NII Holdings has reached a revised restructuring deal with creditors following its agreement to sell its Mexican operation to AT&T.
The U.S.-based company, which offers mobile services in Argentina, Brazil, and Mexico – until the sale is completed – has agreed to swap its senior notes for a combination of cash from the proceeds of the Nextel Mexico transaction and equity in the reorganised company. In return, creditors will provide $350 million to prop up NII Holdings until the Nextel Mexico deal is done and dusted.
After years of struggling to stem customer losses amid an expensive migration from its legacy iDEN infrastructure, NII Holdings filed for bankruptcy protection in New York in September 2014.
"Reaching this agreement is another significant step forward in our reorganisation process," said Steve Shindler, NII Holdings’ CEO, in a statement on Friday. "We are focused on strengthening our balance sheet and improving our capital structure and liquidity in order to allow us to emerge as a stronger, healthier company that is well positioned for growth and profitability."
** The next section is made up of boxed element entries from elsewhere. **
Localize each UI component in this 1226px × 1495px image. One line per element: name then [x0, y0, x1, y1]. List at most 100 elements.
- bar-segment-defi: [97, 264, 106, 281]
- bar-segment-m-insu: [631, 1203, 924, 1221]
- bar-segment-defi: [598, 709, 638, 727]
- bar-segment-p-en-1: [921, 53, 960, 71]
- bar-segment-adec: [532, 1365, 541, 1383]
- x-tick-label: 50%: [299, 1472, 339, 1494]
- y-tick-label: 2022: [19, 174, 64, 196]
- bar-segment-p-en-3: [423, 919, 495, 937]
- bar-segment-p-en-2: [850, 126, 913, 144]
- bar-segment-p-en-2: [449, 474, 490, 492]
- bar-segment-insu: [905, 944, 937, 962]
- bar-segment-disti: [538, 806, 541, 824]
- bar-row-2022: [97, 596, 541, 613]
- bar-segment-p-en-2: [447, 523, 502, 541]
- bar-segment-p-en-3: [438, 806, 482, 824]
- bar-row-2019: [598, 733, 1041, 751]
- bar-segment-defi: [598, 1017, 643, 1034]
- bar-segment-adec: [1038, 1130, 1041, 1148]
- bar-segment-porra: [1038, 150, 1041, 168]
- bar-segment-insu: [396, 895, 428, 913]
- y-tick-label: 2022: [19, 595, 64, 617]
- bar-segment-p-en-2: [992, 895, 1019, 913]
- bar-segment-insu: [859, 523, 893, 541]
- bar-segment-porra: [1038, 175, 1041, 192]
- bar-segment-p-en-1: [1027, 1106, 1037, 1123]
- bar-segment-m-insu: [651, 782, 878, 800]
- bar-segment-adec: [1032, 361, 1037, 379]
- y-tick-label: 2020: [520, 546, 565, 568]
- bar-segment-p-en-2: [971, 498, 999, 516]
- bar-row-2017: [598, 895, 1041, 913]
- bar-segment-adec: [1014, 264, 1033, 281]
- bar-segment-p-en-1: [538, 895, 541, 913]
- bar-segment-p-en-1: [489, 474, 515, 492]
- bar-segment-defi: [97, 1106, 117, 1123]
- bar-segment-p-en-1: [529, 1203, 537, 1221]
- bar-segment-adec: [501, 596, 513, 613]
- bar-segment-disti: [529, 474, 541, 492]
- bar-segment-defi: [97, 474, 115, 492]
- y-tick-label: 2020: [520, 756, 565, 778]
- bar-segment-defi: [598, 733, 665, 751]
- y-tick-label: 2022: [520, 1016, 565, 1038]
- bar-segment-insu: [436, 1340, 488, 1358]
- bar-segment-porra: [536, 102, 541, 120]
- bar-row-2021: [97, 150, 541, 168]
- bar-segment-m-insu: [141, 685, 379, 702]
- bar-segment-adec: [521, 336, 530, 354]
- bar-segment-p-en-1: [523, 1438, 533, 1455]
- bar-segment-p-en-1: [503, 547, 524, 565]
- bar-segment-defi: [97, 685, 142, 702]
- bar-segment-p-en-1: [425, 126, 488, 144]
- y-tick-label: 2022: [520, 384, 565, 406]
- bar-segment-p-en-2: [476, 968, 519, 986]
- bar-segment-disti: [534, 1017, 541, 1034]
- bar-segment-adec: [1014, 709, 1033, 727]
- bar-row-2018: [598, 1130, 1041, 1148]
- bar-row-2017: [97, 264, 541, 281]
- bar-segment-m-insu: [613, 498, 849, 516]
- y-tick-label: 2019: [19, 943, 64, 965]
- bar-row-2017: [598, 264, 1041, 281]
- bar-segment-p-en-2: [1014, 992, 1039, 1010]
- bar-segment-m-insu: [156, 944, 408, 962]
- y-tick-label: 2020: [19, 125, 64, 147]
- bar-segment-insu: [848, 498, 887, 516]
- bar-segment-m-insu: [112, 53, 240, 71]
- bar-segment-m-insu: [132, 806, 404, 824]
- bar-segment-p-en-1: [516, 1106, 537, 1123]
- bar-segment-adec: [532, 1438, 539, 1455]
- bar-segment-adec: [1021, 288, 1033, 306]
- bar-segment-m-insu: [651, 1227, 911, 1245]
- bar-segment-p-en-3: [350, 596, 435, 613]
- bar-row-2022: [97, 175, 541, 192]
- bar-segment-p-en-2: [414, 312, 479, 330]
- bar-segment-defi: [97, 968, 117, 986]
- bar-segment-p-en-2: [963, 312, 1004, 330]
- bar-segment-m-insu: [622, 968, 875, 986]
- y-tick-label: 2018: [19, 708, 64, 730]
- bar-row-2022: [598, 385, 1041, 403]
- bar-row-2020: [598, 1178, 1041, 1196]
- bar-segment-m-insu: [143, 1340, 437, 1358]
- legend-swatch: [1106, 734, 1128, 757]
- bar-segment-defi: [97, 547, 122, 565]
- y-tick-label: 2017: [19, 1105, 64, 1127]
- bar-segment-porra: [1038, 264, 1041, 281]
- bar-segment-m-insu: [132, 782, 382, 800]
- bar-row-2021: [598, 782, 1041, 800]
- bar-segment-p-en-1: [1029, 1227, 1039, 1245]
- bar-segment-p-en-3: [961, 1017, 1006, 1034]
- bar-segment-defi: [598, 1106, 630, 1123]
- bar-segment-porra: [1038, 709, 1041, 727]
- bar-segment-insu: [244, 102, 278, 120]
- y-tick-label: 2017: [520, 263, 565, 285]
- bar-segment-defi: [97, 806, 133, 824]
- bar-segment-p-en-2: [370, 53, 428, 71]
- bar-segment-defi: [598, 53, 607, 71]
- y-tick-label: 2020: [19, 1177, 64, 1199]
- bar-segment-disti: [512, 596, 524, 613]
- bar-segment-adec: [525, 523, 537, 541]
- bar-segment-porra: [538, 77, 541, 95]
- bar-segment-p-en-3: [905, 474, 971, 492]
Friday’s agreement replaces the one that NII Holdings and its creditors reached in November.
Under NII’s previous restructuring deal, struck last November, the company agreed to swap $4.35 billion of unsecured notes into equity. In return, creditors pledged $500 million of new capital in the form of a $250 million rights offering in the reorganised company and $250 million of exit financing in the form of debt.
However, the situation changed in January when NII Holdings agreed to sell Nextel Mexico to U.S. telco giant AT&T for $1.9 billion.